I have had the great misfortune of having to travel to numerous family and non-family events, where for days on end I have to suffer being tossed around patriarchal, misogynistic, homophobic opinions like a shirt in a rickety washing machine. Usually at these events the men and women separate into two different groups, and the men go and sit outside, basking in the sun, cracking open beers and sharing anecdotes and terribly misinformed political opinions. The women, sit in dark badly ventilated huts and spend the majority of the time complaining about their husbands while cooking meals for upwards of 15 people, three times a day, simultaneously taking care of babies (although that can be delegated to younger female children) and cleaning. They complain about how bad their husbands (who majority of the time are not even breadwinners) are at managing money, how they seldom help out in the household, the stress of managing a household, how unloved they may feel, how their lives lack the romance and passion they thought they would have as teenagers. They make self-deprecating jokes and reconcile themselves to the fact that that is their reality, however sad it is. It is frightening how there seems to be a template for what married life looks like for women. People who I grew up playing pada with, have had their youth and liveliness all sucked away, and succumbed to this same deadness.
The paradox comes
in, when you vocalise that you want something different. When you are in the
kitchen, cutting vegetables with a blunt knife, squinting against the smoke,
and mention that maybe you would like to marry a man who would at least treat
you with kindness, they laugh dismissively. They tell you, quite ominously,
that “you will see”. And when you suggest that maybe, if marriage is as hellish
as it has been for them, that you would rather give it up altogether, they
laugh even harder. They would rather see you conjoined in their suffering than
having escaped it. I do not think that this objectively makes them bad people,
as this is a rather complex topic.
Anyway, these same
women, who have borne the brunt of back breaking marriages, rather than nurture
sons who are what they would have liked from the men around them; soft, gentle,
kind, thoughtful, helpful, seem to amplify the negative traits of those men.

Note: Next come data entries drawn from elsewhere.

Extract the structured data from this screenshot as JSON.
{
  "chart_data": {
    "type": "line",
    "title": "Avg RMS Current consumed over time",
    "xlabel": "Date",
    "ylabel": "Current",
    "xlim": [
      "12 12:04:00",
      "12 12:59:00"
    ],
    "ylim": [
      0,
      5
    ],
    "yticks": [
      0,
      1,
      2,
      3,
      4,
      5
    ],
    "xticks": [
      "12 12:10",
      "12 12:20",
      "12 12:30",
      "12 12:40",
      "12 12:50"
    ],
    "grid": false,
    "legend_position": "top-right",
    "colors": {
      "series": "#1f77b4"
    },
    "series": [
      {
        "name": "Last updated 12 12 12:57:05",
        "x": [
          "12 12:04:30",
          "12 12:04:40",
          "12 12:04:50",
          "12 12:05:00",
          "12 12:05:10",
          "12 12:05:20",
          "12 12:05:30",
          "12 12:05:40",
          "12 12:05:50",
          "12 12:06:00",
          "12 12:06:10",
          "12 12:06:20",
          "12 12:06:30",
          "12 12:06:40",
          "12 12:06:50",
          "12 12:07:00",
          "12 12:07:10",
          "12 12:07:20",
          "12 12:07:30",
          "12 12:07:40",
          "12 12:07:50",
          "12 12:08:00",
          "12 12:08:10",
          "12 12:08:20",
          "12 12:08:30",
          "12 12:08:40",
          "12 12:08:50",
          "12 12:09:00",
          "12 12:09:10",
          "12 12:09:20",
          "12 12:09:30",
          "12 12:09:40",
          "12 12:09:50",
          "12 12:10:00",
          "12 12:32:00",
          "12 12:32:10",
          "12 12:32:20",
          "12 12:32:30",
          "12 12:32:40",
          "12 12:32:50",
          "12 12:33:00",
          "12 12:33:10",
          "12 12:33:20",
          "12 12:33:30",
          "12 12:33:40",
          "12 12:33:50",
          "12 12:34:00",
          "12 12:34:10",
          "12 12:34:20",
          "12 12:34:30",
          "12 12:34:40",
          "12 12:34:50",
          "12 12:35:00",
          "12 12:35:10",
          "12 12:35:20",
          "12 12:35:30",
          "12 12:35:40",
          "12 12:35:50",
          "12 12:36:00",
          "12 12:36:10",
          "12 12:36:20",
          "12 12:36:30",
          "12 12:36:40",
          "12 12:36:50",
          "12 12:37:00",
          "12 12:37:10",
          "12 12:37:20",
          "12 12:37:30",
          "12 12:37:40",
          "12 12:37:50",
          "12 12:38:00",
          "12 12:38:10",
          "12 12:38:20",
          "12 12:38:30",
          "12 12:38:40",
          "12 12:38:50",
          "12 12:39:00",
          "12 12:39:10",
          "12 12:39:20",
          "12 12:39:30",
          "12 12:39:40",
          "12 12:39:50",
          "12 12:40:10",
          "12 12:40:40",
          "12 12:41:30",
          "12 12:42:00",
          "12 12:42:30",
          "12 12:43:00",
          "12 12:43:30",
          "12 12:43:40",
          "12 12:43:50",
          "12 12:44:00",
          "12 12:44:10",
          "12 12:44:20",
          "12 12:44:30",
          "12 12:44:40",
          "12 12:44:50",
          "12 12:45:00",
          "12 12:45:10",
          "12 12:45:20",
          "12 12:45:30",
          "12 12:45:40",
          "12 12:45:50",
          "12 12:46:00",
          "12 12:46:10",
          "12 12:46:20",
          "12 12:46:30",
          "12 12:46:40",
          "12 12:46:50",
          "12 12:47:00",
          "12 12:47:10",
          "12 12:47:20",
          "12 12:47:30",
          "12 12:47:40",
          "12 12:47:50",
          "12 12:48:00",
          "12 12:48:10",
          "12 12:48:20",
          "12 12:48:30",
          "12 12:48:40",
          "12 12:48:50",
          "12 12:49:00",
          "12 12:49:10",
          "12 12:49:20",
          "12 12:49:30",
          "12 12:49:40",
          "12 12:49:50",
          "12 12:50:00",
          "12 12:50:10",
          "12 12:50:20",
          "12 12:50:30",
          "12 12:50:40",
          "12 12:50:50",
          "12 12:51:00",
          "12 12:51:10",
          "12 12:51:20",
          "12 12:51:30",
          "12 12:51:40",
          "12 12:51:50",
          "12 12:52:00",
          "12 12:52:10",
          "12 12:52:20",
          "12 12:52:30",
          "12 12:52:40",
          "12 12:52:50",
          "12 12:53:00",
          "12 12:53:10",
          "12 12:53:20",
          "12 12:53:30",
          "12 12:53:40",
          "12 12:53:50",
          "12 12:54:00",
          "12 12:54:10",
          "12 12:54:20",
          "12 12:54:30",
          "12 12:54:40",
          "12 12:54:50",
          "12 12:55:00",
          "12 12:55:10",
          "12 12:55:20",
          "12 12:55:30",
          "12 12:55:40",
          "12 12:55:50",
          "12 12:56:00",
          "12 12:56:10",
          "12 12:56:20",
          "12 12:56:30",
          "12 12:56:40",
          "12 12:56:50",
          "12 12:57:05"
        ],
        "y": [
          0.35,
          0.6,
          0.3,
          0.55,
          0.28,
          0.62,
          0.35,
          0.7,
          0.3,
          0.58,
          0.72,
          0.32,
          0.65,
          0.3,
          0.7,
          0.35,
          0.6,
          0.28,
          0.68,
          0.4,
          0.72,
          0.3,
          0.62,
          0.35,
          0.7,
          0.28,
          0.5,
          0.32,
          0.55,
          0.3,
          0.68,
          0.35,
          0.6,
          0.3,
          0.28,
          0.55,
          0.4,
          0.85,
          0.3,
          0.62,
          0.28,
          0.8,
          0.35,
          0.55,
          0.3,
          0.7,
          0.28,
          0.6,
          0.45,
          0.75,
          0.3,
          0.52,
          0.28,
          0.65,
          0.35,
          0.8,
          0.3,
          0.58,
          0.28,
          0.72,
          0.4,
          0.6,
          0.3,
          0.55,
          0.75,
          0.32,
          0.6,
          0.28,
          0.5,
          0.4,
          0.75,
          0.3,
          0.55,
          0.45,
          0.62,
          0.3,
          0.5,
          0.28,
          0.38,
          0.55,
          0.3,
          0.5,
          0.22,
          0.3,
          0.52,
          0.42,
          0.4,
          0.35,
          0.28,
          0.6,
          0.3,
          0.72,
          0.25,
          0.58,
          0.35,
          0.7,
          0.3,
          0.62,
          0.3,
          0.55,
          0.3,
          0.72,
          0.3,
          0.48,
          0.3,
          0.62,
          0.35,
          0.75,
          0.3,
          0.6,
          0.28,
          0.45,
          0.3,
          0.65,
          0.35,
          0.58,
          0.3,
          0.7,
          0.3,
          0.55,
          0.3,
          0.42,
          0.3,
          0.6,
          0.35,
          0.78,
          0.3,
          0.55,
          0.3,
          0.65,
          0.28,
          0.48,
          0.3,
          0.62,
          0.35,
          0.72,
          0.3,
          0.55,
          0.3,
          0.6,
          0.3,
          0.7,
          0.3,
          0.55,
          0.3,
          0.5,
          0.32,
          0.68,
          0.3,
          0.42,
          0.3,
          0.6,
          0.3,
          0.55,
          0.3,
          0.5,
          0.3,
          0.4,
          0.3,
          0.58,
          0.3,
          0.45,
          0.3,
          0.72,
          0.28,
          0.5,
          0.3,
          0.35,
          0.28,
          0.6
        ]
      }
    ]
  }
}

They nurture men who are brutish, mean and selfish. And this is not to say that
the faults of men are solely to be blamed on the women that raised them. Rather
than raising little girls who are loved, safe and cherished, and ensure that
these little girls become women who marry good men, they open up room for
abuse, they shame them for showing skin, for being too educated, for liking
their appearance too much. They shame them for not valuing men enough, for
wanting more than patriarchy has to offer them. The couple I first spoke about,
has separated now, and the woman’s family, rather than force her to endure a
loveless horrific marriage, has welcomed her back and offered the groom’s
family their roora money back.
This was my first
time witnessing a Shona family protect their daughter in such a way. Refusing
to open her up to harm on the basis that she has been bought by another person’s
family and as such, must suffer whatever she can at their hands. In another
instance, a different family’s daughter was having such severe marital problems
with her husband that she fell so sick she almost died, and was incredibly
depressed. Rather than pull her out of a situation she clearly was so unhappy
in, the women in her family told her to toughen up, and discouraged her from
pursuing a divorce.
It is strange to
me, to see this role a majority of older women play in the lives of younger
women, to see this complex portrayal of patriarchy, and that it is not as
simple as stating that it is us the women (et al) versus the men. But that
inside this giant hierarchy there is also us the women versus each other. How
do we resist this system that has torn the fabric of our lives and ensured that
we constantly live in fear? Fear of not just the strange men who will leap out of the shadows and rape us,
but the men in our homes, the men who we have chosen to love? How do we resist
this system if at the core of it we are attacking ourselves?